Denis Lalanne, envoyé spécial de « L'Équipe » en Afrique du Sud en 1958
Cet été 1958, Denis Lalanne est le seul envoyé spécial de L'Équipe pour la première tournée de l'équipe de France chez l'une des trois grandes nations de l'hémisphère Sud. Voilà les Bleus chez les Springboks d'Afrique du Sud, réputés imbattables sur leurs terres. Bilan du périple austral : quatre victoires sur les huit rencontres disputées face à des équipes provinciales ou universitaires locales et, surtout, une invincibilité préservée lors des deux test-matches contre la sélection sud-africaine, avec un nul au Cap (3-3, le 26 juillet) et un succès mémorable à Johannesburg (5-9, le 16 août).
Un exploit colossal, qui occupe toute la dernière page du journal le surlendemain (il n'y avait alors pas de parution le dimanche), avec des articles signés Denis Lalanne. Neuf ans plus tôt, le succès 5-0 du quinze tricolore lors de son premier test-match contre les Argentins, à Buenos Aires, n'avait eu droit qu'à une brève de 14 lignes...
Cette fois-ci, l'envoyé spécial a de la place pour s'épancher. De la place mais pas les moyens... Dans L'Équipe, en 2019, quelques mois avant son décès, Lalanne confiera à Philippe Brunel les difficultés rencontrées à l'époque pour envoyer ses articles à 8 700 km de l'Afrique du Sud : « Quand je pars, le mot câblé coûte une fortune. Je suis tenu de modérer les frais et je procède par petits télégrammes. À Paris, c'est Roy qui reprend tout et qui, lui, romance carrément. Il passe ses journées à l'ambassade d'Afrique du Sud, pour contrôler les fiches météo. »

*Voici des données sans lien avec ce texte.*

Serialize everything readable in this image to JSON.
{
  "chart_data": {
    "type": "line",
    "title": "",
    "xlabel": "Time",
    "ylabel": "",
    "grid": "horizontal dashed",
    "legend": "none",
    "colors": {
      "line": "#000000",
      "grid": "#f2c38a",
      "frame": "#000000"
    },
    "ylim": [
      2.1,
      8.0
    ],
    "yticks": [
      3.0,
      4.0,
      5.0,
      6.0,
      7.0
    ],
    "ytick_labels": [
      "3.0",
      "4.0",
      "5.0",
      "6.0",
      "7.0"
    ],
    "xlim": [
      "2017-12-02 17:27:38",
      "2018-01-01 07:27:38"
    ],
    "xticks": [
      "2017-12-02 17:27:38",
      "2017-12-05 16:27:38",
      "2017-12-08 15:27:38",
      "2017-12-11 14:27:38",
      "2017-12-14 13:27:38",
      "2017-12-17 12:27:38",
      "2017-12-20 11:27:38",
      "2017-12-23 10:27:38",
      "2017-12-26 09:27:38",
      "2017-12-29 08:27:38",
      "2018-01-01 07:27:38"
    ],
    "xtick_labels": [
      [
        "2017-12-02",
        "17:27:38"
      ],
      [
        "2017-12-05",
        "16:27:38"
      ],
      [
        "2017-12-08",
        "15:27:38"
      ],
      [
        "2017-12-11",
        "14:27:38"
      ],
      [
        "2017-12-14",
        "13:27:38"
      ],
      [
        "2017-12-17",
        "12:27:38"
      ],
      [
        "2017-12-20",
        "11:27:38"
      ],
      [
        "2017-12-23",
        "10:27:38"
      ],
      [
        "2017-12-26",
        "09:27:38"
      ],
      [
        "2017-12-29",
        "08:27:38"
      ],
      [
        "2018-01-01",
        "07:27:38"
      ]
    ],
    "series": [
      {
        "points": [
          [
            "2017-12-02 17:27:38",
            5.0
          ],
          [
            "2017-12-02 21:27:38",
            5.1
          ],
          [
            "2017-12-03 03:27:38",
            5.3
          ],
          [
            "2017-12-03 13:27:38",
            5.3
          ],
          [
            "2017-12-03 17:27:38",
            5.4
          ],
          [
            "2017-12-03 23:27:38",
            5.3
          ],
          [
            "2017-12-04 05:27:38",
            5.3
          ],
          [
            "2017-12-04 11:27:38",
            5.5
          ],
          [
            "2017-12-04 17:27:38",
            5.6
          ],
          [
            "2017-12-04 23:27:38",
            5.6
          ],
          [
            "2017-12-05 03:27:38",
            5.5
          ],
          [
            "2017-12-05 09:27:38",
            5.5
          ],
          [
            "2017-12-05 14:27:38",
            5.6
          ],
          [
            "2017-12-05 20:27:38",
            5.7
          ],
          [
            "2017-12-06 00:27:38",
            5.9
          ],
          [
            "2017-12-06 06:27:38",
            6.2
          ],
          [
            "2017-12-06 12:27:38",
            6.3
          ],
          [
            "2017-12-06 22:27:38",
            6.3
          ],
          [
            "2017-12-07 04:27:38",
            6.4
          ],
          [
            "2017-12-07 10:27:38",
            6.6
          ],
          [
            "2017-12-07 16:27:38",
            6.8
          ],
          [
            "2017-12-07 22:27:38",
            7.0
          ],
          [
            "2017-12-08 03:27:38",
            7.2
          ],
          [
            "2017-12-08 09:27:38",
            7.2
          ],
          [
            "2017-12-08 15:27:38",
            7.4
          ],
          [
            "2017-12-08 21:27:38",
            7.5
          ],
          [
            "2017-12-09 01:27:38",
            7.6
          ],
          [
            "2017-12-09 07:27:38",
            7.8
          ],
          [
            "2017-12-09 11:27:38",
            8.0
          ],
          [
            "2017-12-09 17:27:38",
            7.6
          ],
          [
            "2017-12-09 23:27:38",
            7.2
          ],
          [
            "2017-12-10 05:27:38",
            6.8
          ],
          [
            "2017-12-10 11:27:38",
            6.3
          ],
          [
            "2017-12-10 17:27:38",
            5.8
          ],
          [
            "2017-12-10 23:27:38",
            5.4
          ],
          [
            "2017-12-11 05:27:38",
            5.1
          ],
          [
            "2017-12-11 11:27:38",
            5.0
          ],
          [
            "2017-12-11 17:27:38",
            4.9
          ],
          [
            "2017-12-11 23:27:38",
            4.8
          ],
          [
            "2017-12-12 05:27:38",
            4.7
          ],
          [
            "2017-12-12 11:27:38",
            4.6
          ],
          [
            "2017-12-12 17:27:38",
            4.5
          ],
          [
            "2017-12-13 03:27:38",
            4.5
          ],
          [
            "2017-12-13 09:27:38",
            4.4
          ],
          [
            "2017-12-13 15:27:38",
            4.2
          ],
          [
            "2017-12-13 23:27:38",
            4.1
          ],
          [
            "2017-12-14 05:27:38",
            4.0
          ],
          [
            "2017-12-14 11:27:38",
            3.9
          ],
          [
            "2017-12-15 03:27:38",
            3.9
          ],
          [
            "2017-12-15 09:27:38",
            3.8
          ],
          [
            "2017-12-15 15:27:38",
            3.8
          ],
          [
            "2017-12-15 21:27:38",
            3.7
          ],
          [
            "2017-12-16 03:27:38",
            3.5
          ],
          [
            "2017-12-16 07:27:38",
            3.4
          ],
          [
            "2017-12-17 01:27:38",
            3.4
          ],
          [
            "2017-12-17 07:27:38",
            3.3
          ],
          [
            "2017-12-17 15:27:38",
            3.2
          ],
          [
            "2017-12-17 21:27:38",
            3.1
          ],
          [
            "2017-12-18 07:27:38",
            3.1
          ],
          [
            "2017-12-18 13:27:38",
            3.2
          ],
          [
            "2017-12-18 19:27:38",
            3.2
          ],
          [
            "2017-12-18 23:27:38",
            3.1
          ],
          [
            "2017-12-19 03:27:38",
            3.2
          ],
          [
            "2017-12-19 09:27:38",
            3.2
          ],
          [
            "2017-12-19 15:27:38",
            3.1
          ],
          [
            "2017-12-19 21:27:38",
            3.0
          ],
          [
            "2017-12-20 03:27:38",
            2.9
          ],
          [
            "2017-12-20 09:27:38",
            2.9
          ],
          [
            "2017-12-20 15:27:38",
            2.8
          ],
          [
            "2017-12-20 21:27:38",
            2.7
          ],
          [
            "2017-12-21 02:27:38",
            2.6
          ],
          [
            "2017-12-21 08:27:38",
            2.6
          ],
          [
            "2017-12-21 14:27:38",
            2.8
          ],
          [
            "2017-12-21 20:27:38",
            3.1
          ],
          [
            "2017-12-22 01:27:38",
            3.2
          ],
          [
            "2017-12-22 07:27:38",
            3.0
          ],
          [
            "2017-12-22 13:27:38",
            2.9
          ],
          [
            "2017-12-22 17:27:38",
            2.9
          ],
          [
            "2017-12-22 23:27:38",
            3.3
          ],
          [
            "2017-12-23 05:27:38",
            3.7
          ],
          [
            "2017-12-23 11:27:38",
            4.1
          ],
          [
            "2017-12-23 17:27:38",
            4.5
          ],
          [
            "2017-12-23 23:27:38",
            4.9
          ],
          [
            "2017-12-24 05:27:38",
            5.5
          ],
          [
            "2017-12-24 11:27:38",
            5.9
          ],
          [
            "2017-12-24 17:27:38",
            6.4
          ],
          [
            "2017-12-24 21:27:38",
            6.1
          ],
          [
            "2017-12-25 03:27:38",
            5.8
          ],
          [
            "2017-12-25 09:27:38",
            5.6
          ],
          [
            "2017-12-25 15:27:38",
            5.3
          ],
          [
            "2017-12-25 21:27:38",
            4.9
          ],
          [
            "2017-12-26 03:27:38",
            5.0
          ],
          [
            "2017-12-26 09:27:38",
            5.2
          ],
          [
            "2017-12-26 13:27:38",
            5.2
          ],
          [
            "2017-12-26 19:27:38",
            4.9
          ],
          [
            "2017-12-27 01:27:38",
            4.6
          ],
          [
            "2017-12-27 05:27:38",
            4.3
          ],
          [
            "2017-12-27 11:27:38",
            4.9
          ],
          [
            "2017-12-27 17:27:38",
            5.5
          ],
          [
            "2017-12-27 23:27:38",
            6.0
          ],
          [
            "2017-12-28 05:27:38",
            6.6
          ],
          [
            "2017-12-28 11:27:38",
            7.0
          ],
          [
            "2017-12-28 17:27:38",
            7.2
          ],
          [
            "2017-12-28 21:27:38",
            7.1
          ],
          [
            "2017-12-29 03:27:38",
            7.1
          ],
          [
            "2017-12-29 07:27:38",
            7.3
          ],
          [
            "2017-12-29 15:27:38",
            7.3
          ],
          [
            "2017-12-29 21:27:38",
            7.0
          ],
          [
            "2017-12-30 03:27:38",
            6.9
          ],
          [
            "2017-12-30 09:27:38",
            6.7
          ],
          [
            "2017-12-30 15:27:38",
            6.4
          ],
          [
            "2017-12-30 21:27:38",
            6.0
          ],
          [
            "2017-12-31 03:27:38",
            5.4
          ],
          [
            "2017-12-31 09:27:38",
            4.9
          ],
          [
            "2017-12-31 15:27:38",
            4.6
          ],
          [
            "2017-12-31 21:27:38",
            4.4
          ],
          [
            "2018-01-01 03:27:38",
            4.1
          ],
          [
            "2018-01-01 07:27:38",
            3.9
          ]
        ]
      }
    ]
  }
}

Et le reporter de L'Équipe d'illustrer son propos avec un exemple : « Après le fameux test-match, je câble : "Dimanche matin Joburg, ville morte." Avec ces quatre mots, Roy écrit : "Imaginez, un grand drap noir partant de la flèche de Notre-Dame, et recouvrant toute la capitale, etc." Il fait du Victor Hugo. » Le reste du « câble de Denis Lalanne », comme est signé son article du jour, est dans la même veine lyrique. « À 16h30, samedi 16 août, la cité fabuleuse dont chacune des pierres avait été taillée dans l'or de ses mines, le fier édifice de la grandeur, de la dignité, de la majesté d'une race, la cité orgueilleuse, bâtie depuis ses carrières de diamants, était frappée de paralysie... »

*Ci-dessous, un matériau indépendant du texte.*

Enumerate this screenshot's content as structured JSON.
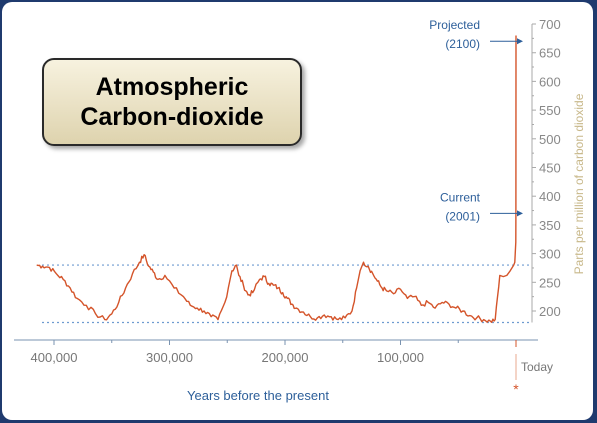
{
  "chart_data": {
    "type": "line",
    "title": "Atmospheric Carbon-dioxide",
    "xlabel": "Years before the present",
    "ylabel": "Parts per million of carbon dioxide",
    "x_unit": "years before present",
    "xlim": [
      420000,
      0
    ],
    "ylim": [
      180,
      700
    ],
    "x_ticks": [
      400000,
      300000,
      200000,
      100000
    ],
    "x_tick_labels": [
      "400,000",
      "300,000",
      "200,000",
      "100,000"
    ],
    "x_end_label": "Today",
    "y_ticks": [
      200,
      250,
      300,
      350,
      400,
      450,
      500,
      550,
      600,
      650,
      700
    ],
    "grid": false,
    "reference_lines": [
      {
        "axis": "y",
        "value": 280
      },
      {
        "axis": "y",
        "value": 180
      }
    ],
    "series": [
      {
        "color": "#d4542a",
        "x": [
          415000,
          410000,
          404000,
          398000,
          392000,
          386000,
          380000,
          372000,
          364000,
          356000,
          350000,
          344000,
          338000,
          332000,
          326000,
          322000,
          318000,
          314000,
          310000,
          304000,
          296000,
          288000,
          282000,
          276000,
          270000,
          264000,
          258000,
          252000,
          246000,
          242000,
          240000,
          236000,
          232000,
          228000,
          222000,
          218000,
          214000,
          210000,
          206000,
          202000,
          198000,
          194000,
          190000,
          184000,
          178000,
          172000,
          166000,
          160000,
          154000,
          148000,
          142000,
          138000,
          135000,
          132000,
          128000,
          124000,
          120000,
          116000,
          112000,
          106000,
          100000,
          94000,
          88000,
          82000,
          76000,
          70000,
          64000,
          58000,
          52000,
          46000,
          40000,
          34000,
          28000,
          22000,
          18000,
          14000,
          11000,
          8000,
          5000,
          2000,
          1000,
          200,
          100,
          0
        ],
        "values": [
          280,
          278,
          276,
          265,
          255,
          240,
          222,
          210,
          195,
          185,
          195,
          215,
          240,
          265,
          285,
          298,
          278,
          268,
          255,
          262,
          240,
          225,
          210,
          205,
          200,
          190,
          185,
          215,
          270,
          280,
          262,
          245,
          228,
          232,
          255,
          260,
          248,
          245,
          240,
          232,
          222,
          212,
          205,
          198,
          190,
          188,
          193,
          190,
          185,
          188,
          200,
          240,
          270,
          285,
          278,
          265,
          252,
          240,
          235,
          230,
          238,
          222,
          225,
          210,
          215,
          205,
          215,
          212,
          205,
          200,
          192,
          188,
          185,
          182,
          185,
          262,
          260,
          262,
          270,
          280,
          285,
          320,
          370,
          680
        ]
      }
    ],
    "annotations": [
      {
        "text": "Projected",
        "text2": "(2100)",
        "y": 670
      },
      {
        "text": "Current",
        "text2": "(2001)",
        "y": 370
      }
    ]
  }
}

Pour les lecteurs, pas de doute, ce sont bien les mots de Lalanne. « On reçoit des sacs postaux entiers de lecteurs qui disent : "C'est ridicule, vous leur faites refaire Verdun", se souviendra-t-il en 2019. À mon retour, j'ai trois kilos de notes inutilisées, et j'en fais un bouquin... » Ce sera Le Grand Combat.
En août 1958, « Bob » est sa doublure parfaite. Deux ans plus tôt, cet ancien arrière de la Section Paloise est justement entré à L'Équipe grâce au Béarnais Lalanne. Dans son livre de souvenirs Trois Balles dans la peau (éd. de La Martinière, 2011), ce dernier assure à propos de son collègue et ami : « Notre accord fut instantané sur les engouements les plus divers, rugby, bridge, athlétisme, Hemingway, Jerome K. Jerome, Montand, Jean Anouilh, les vacances sans le sou sur les plages de Saint-Jean-de-Luz, et puis les filles, les filles qui toutes l'adoraient, lui et son profil de guerrier du Péloponnèse. »
« Sa candeur aurait désarmé tous les rédacteurs en chef de la Terre »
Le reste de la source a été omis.